U.S. markets showed continued strength while pushing early August resistance levels following today’s gains. All major sectors contributing to the rally with Health Care surging 1.7%. For the month of August, the bulls quietly overtook the bears to get the overall wins on the Dow, S&P 500, and Nasdaq.

The bears grabbed victory in the small-caps with the Russell 2000 closing lower for the month. Traders will be jockeying for position ahead of a three-day weekend with the U.S. markets closed on Monday in observance of Labor Day.

Global Economy – European markets were up with mining stocks leading the way higher, as optimism in the global economic outlook pushed copper to nearly a 3-year high. The FTSE 100 advanced 0.9% while the Stoxx Europe 600 gained 0.8%. France’s CAC 40 index gained 0.6%.

The Belgium20 and the DAX 30 added 0.4%. 

The European Union’s annual inflation rate rose to 1.5% from 1.3% in July, topping the 1.4% rate economists had expected.

The Eurozone July unemployment rate remained unch at 9.1%, right on expectations.

Asian markets were mixed despite China manufacturing PMI unexpectedly rising. Australia’s S&P/ASX 200 advanced 0.8%. Japan’s Nikkei jumped 0.7%. Hong Kong’s Hang Seng Index and South Korea’s Kospi were lower by 0.4%. China’s Shanghai index dipped 0.1%.

China August manufacturing PMI unexpectedly rose 0.3 to 51.7, topping expectations of -0.1 to 51.3. The official services PMI, however, fell to 53.4 in August from 54.5 in July.

Japanese industrial production data missed expectations, contracting 0.8% month-over-month in July.

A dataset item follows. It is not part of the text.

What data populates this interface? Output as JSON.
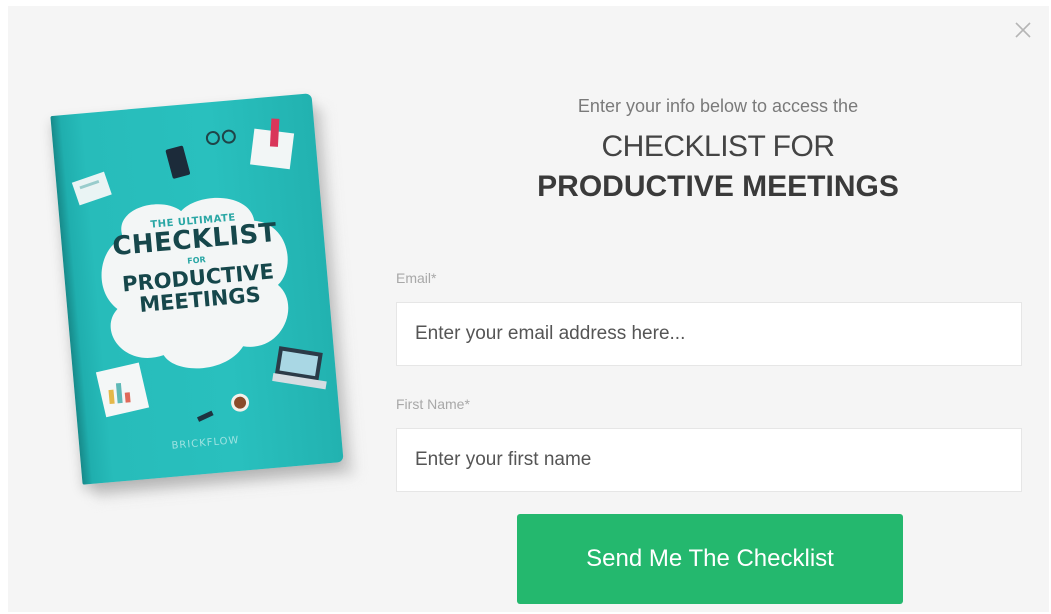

U.S. initial jobless claims rose 1,000 to 236,0000 in the week ending August 26th. Estimates were for 237,000 jobless claims.

U.S. personal income rose 0.4% while spending increased 0.3% in July.

The Chicago manufacturing PMI was unchanged at 58.9 in August.

Market Sentiment- Atlanta Fed’s Q3 GDPNow estimate was again cut to 3.3%, down slightly from 3.4% previously, and its inaugural forecast of 4.0% originally.

The iShares 20+ Year Treasury Bond ETF (TLT) traded to a morning low of $127.57 with slightly rising support at $127.25-$127 holding. Upper resistance at $127.75-$128 was cleared and nearly held into the close after peaking at $128.03. Fresh hurdles are at $128.50-$129 on continued closes above the $108 level.


Market Analysis- The Russell 2000 ETF (IWM) made a solid recovery of its 200-day moving average  on Tuesday and just missed holding its 50-day moving average with today’s action falling shy of the $140 level. IWM has been in a strong uptrend since bottoming near the $134 level.

The rebound off the double-bottom faces near-term resistance at $140-$140.50 followed by $141 and a flattening 50-day moving average. Continued closes above the $141 level would be a very bullish development for a possible run at all-time highs north of $144.

Rising support is at $139-$138.50.


The Energy Select Spider (XLE) is still trying to form a base of support around the $62.50-$62 levels. The recent 52-week lows tapped $61.81 and $61.80 on August 18th & 21st, respectively.

A move below $61.75 would be a very bearish development for a further backtest to $60. Current resistance is at $63.50-$64.